EC Proposes Big Changes for GSA within Galileo Program

A proposal now before the European Parliament and Council of the European Union would complete the transformation of the European GNSS Supervisory Authority (GSA) from the leading executive agency for the Galileo program into a diminished subsidiary of the European Commission (EC).

A proposal now before the European Parliament and Council of the European Union would complete the transformation of the European GNSS Supervisory Authority (GSA) from the leading executive agency for the Galileo program into a diminished subsidiary of the European Commission (EC).

That pre-eminent role, envisioned under the strategy of a public-private partnership (PPP) abandoned more than two years ago, would have seen the GSA sign and oversee a contract with a private consortium building and operating the Galileo system and its precursor European Geostationary Navigation Overlay Service (EGNOS).

Instead, under the terms of EC Communication 139 released March 24, the GSA would be renamed the GNSS Agency with the EC holding veto power over its administrative board and the agency’s primary mission reduced to market research and promotion of Galileo as well as conducting security audits. On April 1, ownership of the EGNOS infrastructure was transferred to the EC, and a Brussels-based company, the European Satellite Services Provider (ESSP SaS), was entrusted with operation of the system.

Galileo is now being developed as a fully public procurement with a €3.4 billion budget. The European Space Agency (ESA) is acting as the technical design authority and prime contractor.

The EC characterizes its communication as an effort to remove contradictions and ambiguities between the 2004 regulation establishing the GSA and a 2008 regulation outlining the public procurement for Galileo’s deployment.
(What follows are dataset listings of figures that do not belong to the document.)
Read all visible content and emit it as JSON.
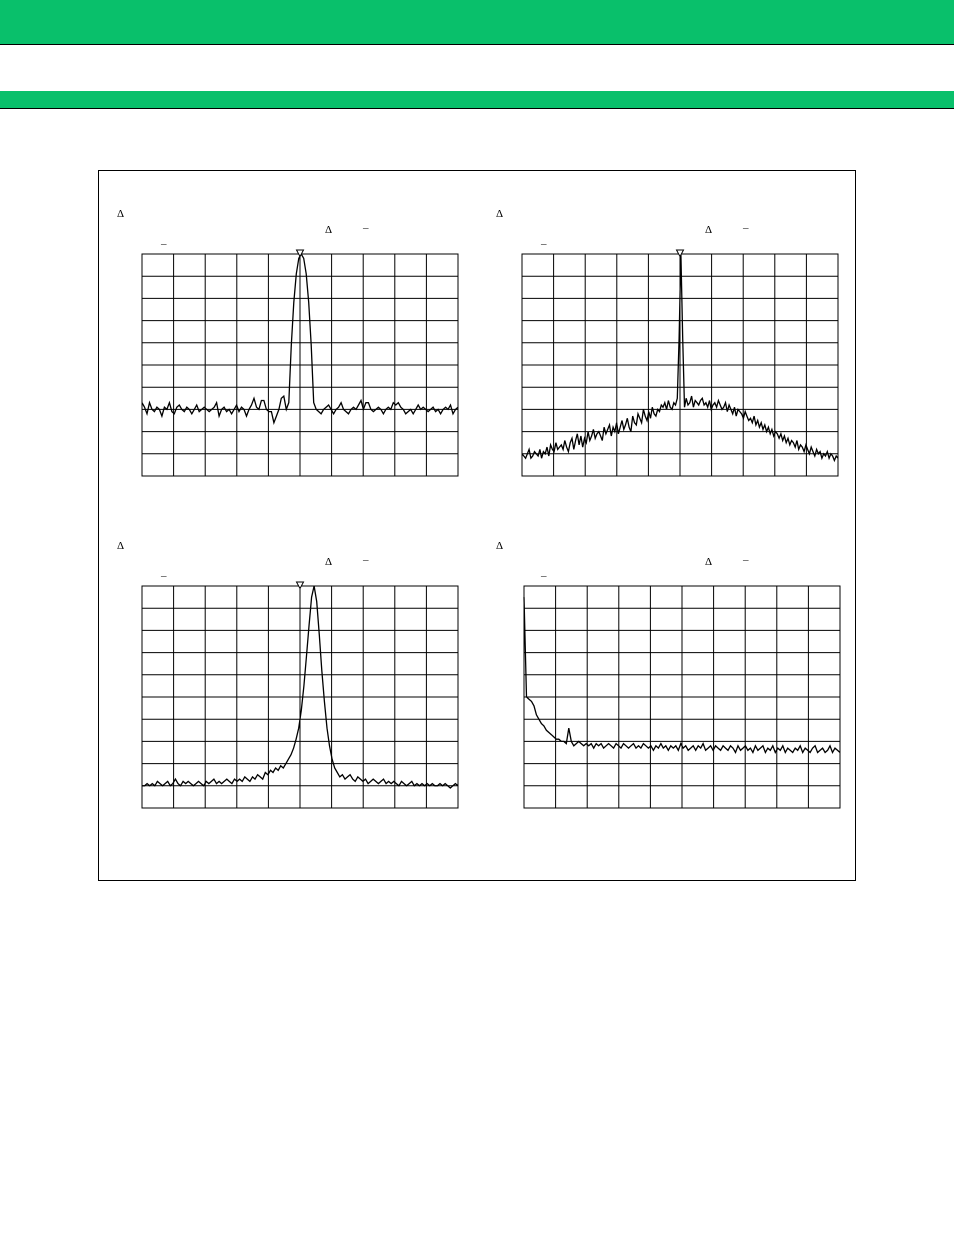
{
  "colors": {
    "header_band": "#09c06b",
    "grid": "#000000",
    "trace": "#000000"
  },
  "panels": [
    {
      "delta_top": "Δ",
      "delta_marker": "Δ",
      "dash_marker": "–",
      "dash_ref": "–",
      "marker_icon": "marker-triangle-icon",
      "trace": [
        0.33,
        0.31,
        0.28,
        0.33,
        0.3,
        0.29,
        0.31,
        0.3,
        0.27,
        0.31,
        0.3,
        0.33,
        0.29,
        0.28,
        0.31,
        0.32,
        0.3,
        0.29,
        0.31,
        0.3,
        0.28,
        0.3,
        0.32,
        0.29,
        0.3,
        0.31,
        0.3,
        0.29,
        0.3,
        0.31,
        0.33,
        0.27,
        0.3,
        0.31,
        0.29,
        0.3,
        0.28,
        0.3,
        0.32,
        0.29,
        0.31,
        0.3,
        0.27,
        0.3,
        0.32,
        0.35,
        0.31,
        0.3,
        0.34,
        0.34,
        0.3,
        0.29,
        0.29,
        0.24,
        0.27,
        0.3,
        0.35,
        0.36,
        0.3,
        0.33,
        0.33,
        0.31,
        0.29,
        0.3,
        0.27,
        0.28,
        0.3,
        0.31,
        0.32,
        0.33,
        0.3,
        0.29,
        0.28,
        0.3,
        0.31,
        0.32,
        0.3,
        0.28,
        0.3,
        0.31,
        0.33,
        0.3,
        0.29,
        0.28,
        0.3,
        0.31,
        0.3,
        0.32,
        0.34,
        0.3,
        0.33,
        0.33,
        0.3,
        0.29,
        0.3,
        0.31,
        0.3,
        0.28,
        0.3,
        0.31,
        0.3,
        0.33,
        0.32,
        0.33,
        0.31,
        0.3,
        0.28,
        0.29,
        0.3,
        0.28,
        0.3,
        0.32,
        0.3,
        0.31,
        0.3,
        0.29,
        0.3,
        0.31,
        0.29,
        0.3,
        0.28,
        0.3,
        0.31,
        0.3,
        0.32,
        0.28,
        0.3,
        0.31
      ],
      "trace_step": 0.78,
      "peak": 0.5
    },
    {
      "delta_top": "Δ",
      "delta_marker": "Δ",
      "dash_marker": "–",
      "dash_ref": "–",
      "marker_icon": "marker-triangle-icon",
      "trace": [
        0.1,
        0.09,
        0.08,
        0.1,
        0.12,
        0.08,
        0.09,
        0.11,
        0.1,
        0.09,
        0.12,
        0.08,
        0.11,
        0.1,
        0.13,
        0.09,
        0.14,
        0.12,
        0.11,
        0.15,
        0.12,
        0.13,
        0.14,
        0.12,
        0.16,
        0.13,
        0.11,
        0.15,
        0.17,
        0.12,
        0.16,
        0.19,
        0.14,
        0.18,
        0.13,
        0.17,
        0.15,
        0.2,
        0.16,
        0.18,
        0.21,
        0.17,
        0.19,
        0.2,
        0.18,
        0.16,
        0.22,
        0.19,
        0.21,
        0.23,
        0.18,
        0.22,
        0.2,
        0.24,
        0.19,
        0.22,
        0.25,
        0.21,
        0.23,
        0.26,
        0.22,
        0.2,
        0.27,
        0.24,
        0.23,
        0.28,
        0.26,
        0.24,
        0.3,
        0.27,
        0.25,
        0.29,
        0.26,
        0.31,
        0.28,
        0.27,
        0.3,
        0.29,
        0.32,
        0.31,
        0.33,
        0.3,
        0.34,
        0.31,
        0.3,
        0.33,
        0.32,
        0.35,
        0.33,
        0.32,
        0.34,
        0.31,
        0.35,
        0.32,
        0.33,
        0.36,
        0.31,
        0.34,
        0.33,
        0.32,
        0.34,
        0.35,
        0.32,
        0.33,
        0.31,
        0.34,
        0.3,
        0.32,
        0.33,
        0.31,
        0.34,
        0.32,
        0.3,
        0.31,
        0.33,
        0.29,
        0.32,
        0.3,
        0.28,
        0.31,
        0.27,
        0.3,
        0.29,
        0.28,
        0.26,
        0.29,
        0.27,
        0.25,
        0.26,
        0.24,
        0.27,
        0.23,
        0.25,
        0.22,
        0.24,
        0.21,
        0.23,
        0.2,
        0.22,
        0.19,
        0.21,
        0.18,
        0.2,
        0.19,
        0.17,
        0.19,
        0.16,
        0.18,
        0.15,
        0.17,
        0.14,
        0.16,
        0.15,
        0.13,
        0.16,
        0.12,
        0.14,
        0.13,
        0.11,
        0.14,
        0.12,
        0.1,
        0.13,
        0.11,
        0.09,
        0.12,
        0.1,
        0.11,
        0.08,
        0.1,
        0.09,
        0.11,
        0.08,
        0.1,
        0.09,
        0.07,
        0.09,
        0.08
      ],
      "trace_step": 0.55,
      "peak": 0.5
    },
    {
      "delta_top": "Δ",
      "delta_marker": "Δ",
      "dash_marker": "–",
      "dash_ref": "–",
      "marker_icon": "marker-triangle-icon",
      "trace": [
        0.1,
        0.1,
        0.11,
        0.1,
        0.11,
        0.1,
        0.12,
        0.11,
        0.1,
        0.11,
        0.12,
        0.1,
        0.11,
        0.13,
        0.11,
        0.1,
        0.12,
        0.11,
        0.12,
        0.11,
        0.1,
        0.11,
        0.12,
        0.11,
        0.1,
        0.12,
        0.11,
        0.12,
        0.13,
        0.11,
        0.12,
        0.11,
        0.12,
        0.13,
        0.12,
        0.11,
        0.13,
        0.12,
        0.13,
        0.12,
        0.14,
        0.13,
        0.12,
        0.14,
        0.13,
        0.15,
        0.14,
        0.13,
        0.16,
        0.15,
        0.17,
        0.16,
        0.18,
        0.17,
        0.19,
        0.18,
        0.2,
        0.22,
        0.24,
        0.27,
        0.31,
        0.36,
        0.44,
        0.55,
        0.68,
        0.82,
        0.95,
        1.0,
        0.93,
        0.78,
        0.62,
        0.48,
        0.36,
        0.28,
        0.22,
        0.18,
        0.16,
        0.14,
        0.15,
        0.13,
        0.14,
        0.15,
        0.13,
        0.12,
        0.14,
        0.13,
        0.12,
        0.13,
        0.11,
        0.12,
        0.13,
        0.12,
        0.11,
        0.12,
        0.13,
        0.11,
        0.12,
        0.11,
        0.12,
        0.11,
        0.1,
        0.12,
        0.11,
        0.1,
        0.11,
        0.12,
        0.1,
        0.11,
        0.1,
        0.11,
        0.1,
        0.11,
        0.1,
        0.11,
        0.1,
        0.1,
        0.11,
        0.1,
        0.11,
        0.1,
        0.09,
        0.1,
        0.11,
        0.1
      ],
      "trace_step": 0.8,
      "peak": 0.5
    },
    {
      "delta_top": "Δ",
      "delta_marker": "Δ",
      "dash_marker": "–",
      "dash_ref": "–",
      "trace": [
        0.95,
        0.5,
        0.49,
        0.48,
        0.46,
        0.42,
        0.4,
        0.38,
        0.37,
        0.35,
        0.34,
        0.33,
        0.32,
        0.31,
        0.31,
        0.3,
        0.3,
        0.29,
        0.29,
        0.3,
        0.28,
        0.29,
        0.3,
        0.29,
        0.28,
        0.29,
        0.28,
        0.29,
        0.27,
        0.29,
        0.28,
        0.29,
        0.27,
        0.28,
        0.29,
        0.28,
        0.27,
        0.29,
        0.28,
        0.27,
        0.29,
        0.28,
        0.27,
        0.28,
        0.29,
        0.27,
        0.28,
        0.27,
        0.29,
        0.28,
        0.27,
        0.28,
        0.26,
        0.28,
        0.27,
        0.29,
        0.27,
        0.28,
        0.26,
        0.28,
        0.27,
        0.28,
        0.26,
        0.29,
        0.27,
        0.28,
        0.26,
        0.27,
        0.28,
        0.26,
        0.28,
        0.27,
        0.29,
        0.26,
        0.27,
        0.28,
        0.26,
        0.28,
        0.27,
        0.26,
        0.28,
        0.27,
        0.26,
        0.28,
        0.27,
        0.25,
        0.28,
        0.26,
        0.27,
        0.28,
        0.26,
        0.27,
        0.25,
        0.28,
        0.26,
        0.27,
        0.28,
        0.25,
        0.27,
        0.26,
        0.28,
        0.25,
        0.27,
        0.26,
        0.28,
        0.25,
        0.27,
        0.26,
        0.25,
        0.27,
        0.26,
        0.28,
        0.25,
        0.27,
        0.26,
        0.25,
        0.27,
        0.28,
        0.25,
        0.26,
        0.27,
        0.25,
        0.26,
        0.28,
        0.25,
        0.27,
        0.26,
        0.25
      ],
      "trace_step": 0.79,
      "spur_at": 0.14
    }
  ]
}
Although the 2008 regulation “implicitly and comprehensively amended the Supervisory Authority’s responsibilities, it had no impact on its internal organisation, and the Commission’s influence in this area continues to be very limited,” says the March 24 communication. “

“In order to ensure that the Authority acts while respecting the ‘Commission’s role as manager of the programmes’ and ‘in accordance with guidelines issued by the Commission,’ as is now provided for by Regulation (EC) No 683/2008,” the communication continues, “it is necessary to make changes to increase the Commission’s influence within the Authority’s internal organisation.”

Although the communication says the reorganized GSA would continue as a “Community Agency” — that is, one under the control of European member states rather than the EC, the EU’s executive branch — the far-reaching changes that it proposes would profoundly alter its political and legal status.
These changes include giving the EC representative on the GSA/GNSS Agency’s administrative board a vote equal to half of that body’s votes, with the 27 representatives of the member states having the other half.

Moreover, the term of the agency’s executive director would be shortened to four years from the current five. Under that provision, the administrative board would have to decide by this July whether to renew the term of Pedro Pedreira, GSA executive director appointed to the post in July 2005, which might be a very uncertain prospect given the communication’s assertion of is limited influence under the present GSA leadership.

The 2004 regulation gave final authority to the GSA’s executive director, “who shall be completely independent in the exercise of his/her duties, without prejudice to the respective competencies of the Commission and the Administrative Board.”

The proposed new regulation replaces that description with the following: “The Agency shall be managed by its Executive Director, who shall carry out his duties under the supervision of the Administrative Board in accordance with the guidelines provided to the Agency by the Commission.”

The communication calls for abolition of the GSA’s Scientific and Technical Committee, which had charged with delivering opinions on technical questions or on proposals involving major changes in the design of the European GNSS system and making recommendations on the modernization of the system. Those responsibilities have been moved — along with many of the GSA’ technical staff — to the EC or to the ESA Evolutions project that is investigating the technical design for a next-generation system with €105 million in funding from ESA members over the next two years.

The EC’s proposal would also replace the GSA’s System Safety and Security Committee with a Security Accreditation Committee for European GNSS Systems, chaired by an EC representative and with members from the EU nations. With oversight from this committee, the GNSS Agency would be charged with setting up a Galileo Security Center that would begin operation in 2012.

The new regulation has had its first reading in the European Parliament and been referred to committee.